I always wanted to be that boy at the pool who did flips off the diving board. Growing up, the best I could muster was a decent swan dive. Sometimes I’d take a run down the board telling myself I’d go for it, but once in the air I’d freeze up just as I began to rotate, my eyes closed, not knowing what to do next. It was the same on the ski hill: the cool kids were pulling 360s, while I was stuck on the spread eagle. By the time I left home for college, I’d pretty much come to terms with the fact that I just wasn’t that good at flying.

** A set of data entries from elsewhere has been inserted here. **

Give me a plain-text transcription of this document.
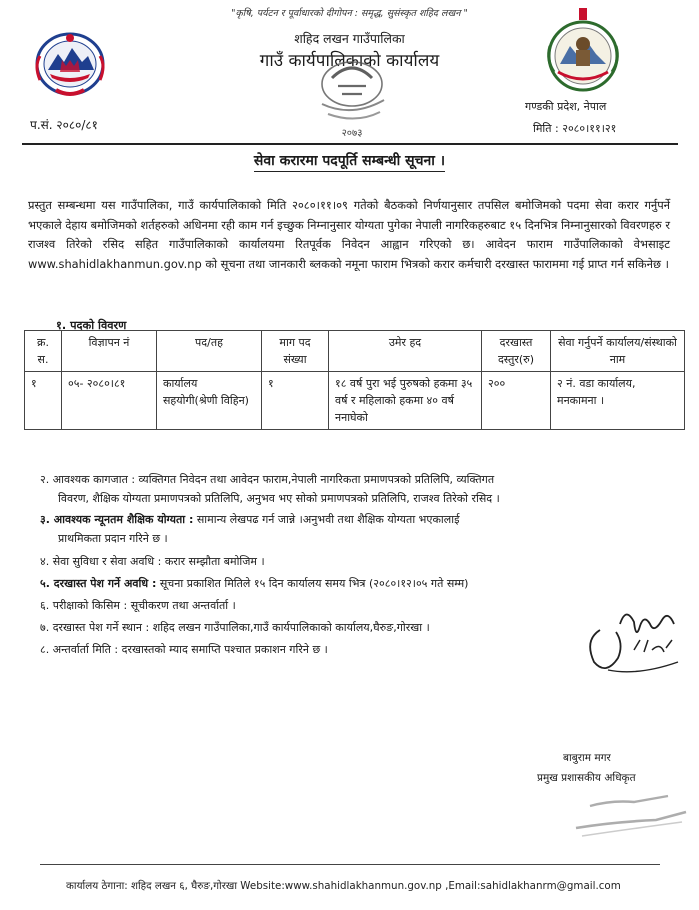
"कृषि, पर्यटन र पूर्वाधारको दीगोपन : समृद्ध, सुसंस्कृत शहिद लखन "
शहिद लखन गाउँपालिका
गाउँ कार्यपालिकाको कार्यालय
२०७३
प.सं. २०८०/८१
गण्डकी प्रदेश, नेपाल
मिति : २०८०।११।२१
सेवा करारमा पदपूर्ति सम्बन्धी सूचना ।
प्रस्तुत सम्बन्धमा यस गाउँपालिका, गाउँ कार्यपालिकाको मिति २०८०।११।०९ गतेको बैठकको निर्णयानुसार तपसिल बमोजिमको पदमा सेवा करार गर्नुपर्ने भएकाले देहाय बमोजिमको शर्तहरुको अधिनमा रही काम गर्न इच्छुक निम्नानुसार योग्यता पुगेका नेपाली नागरिकहरुबाट १५ दिनभित्र निम्नानुसारको विवरणहरु र राजश्व तिरेको रसिद सहित गाउँपालिकाको कार्यालयमा रितपूर्वक निवेदन आह्वान गरिएको छ। आवेदन फाराम गाउँपालिकाको वेभसाइट www.shahidlakhanmun.gov.np को सूचना तथा जानकारी ब्लकको नमूना फाराम भित्रको करार कर्मचारी दरखास्त फाराममा गई प्राप्त गर्न सकिनेछ ।
१. पदको विवरण
क्र. स.	विज्ञापन नं	पद/तह	माग पद संख्या	उमेर हद	दरखास्त दस्तुर(रु)	सेवा गर्नुपर्ने कार्यालय/संस्थाको नाम
१	०५- २०८०।८१	कार्यालय सहयोगी(श्रेणी विहिन)	१	१८ वर्ष पुरा भई पुरुषको हकमा ३५ वर्ष र महिलाको हकमा ४० वर्ष ननाघेको	२००	२ नं. वडा कार्यालय, मनकामना ।
२. आवश्यक कागजात : व्यक्तिगत निवेदन तथा आवेदन फाराम,नेपाली नागरिकता प्रमाणपत्रको प्रतिलिपि, व्यक्तिगत
विवरण, शैक्षिक योग्यता प्रमाणपत्रको प्रतिलिपि, अनुभव भए सोको प्रमाणपत्रको प्रतिलिपि, राजश्व तिरेको रसिद ।
३. आवश्यक न्यूनतम शैक्षिक योग्यता : सामान्य लेखपढ गर्न जान्ने ।अनुभवी तथा शैक्षिक योग्यता भएकालाई
प्राथमिकता प्रदान गरिने छ ।
४. सेवा सुविधा र सेवा अवधि : करार सम्झौता बमोजिम ।
५. दरखास्त पेश गर्ने अवधि : सूचना प्रकाशित मितिले १५ दिन कार्यालय समय भित्र (२०८०।१२।०५ गते सम्म)
६. परीक्षाको किसिम : सूचीकरण तथा अन्तर्वार्ता ।
७. दरखास्त पेश गर्ने स्थान : शहिद लखन गाउँपालिका,गाउँ कार्यपालिकाको कार्यालय,घैरुङ,गोरखा ।
८. अन्तर्वार्ता मिति : दरखास्तको म्याद समाप्ति पश्चात प्रकाशन गरिने छ ।
बाबुराम मगर
प्रमुख प्रशासकीय अधिकृत
कार्यालय ठेगाना: शहिद लखन ६, घैरुङ,गोरखा Website:www.shahidlakhanmun.gov.np ,Email:sahidlakhanrm@gmail.com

Then, last winter, I saw a chance to try again. House of Air, an indoor trampoline park in San Francisco, was offering an evening class in action-sports aerial maneuvers. Develop your skills on our competition-grade trampolines, the pitch went, and you can take them to the terrain park. At 38, I was the oldest guy in my class by at least a decade. For the first four weeks, we practiced a sequence of drops and rotations designed to build proper form. Just as we began ramping up to a front flip, I got sick (I swear) and missed two critical sessions. When I came back, my classmates had already moved on to the backflip. I tried so hard to catch up that I tweaked my shoulder. Finally, in the very last class, I nailed a couple dozen flips. I couldn’t stop. That night, I giddily emailed a video clip of one to my old grade-school buddies.*
But my real moment of glory came this past summer at the lake house of a family friend. Some kids were bopping around on one of those inflatable floating trampolines. I swam out to them, took a couple of test bounces, and launched a crisp front flip into the water. When I surfaced, this gangly seven-year-old boy was staring at me in silence. I knew exactly what he was thinking.
*Editor’s note: He actually sent this to seemingly everyone in his contacts list.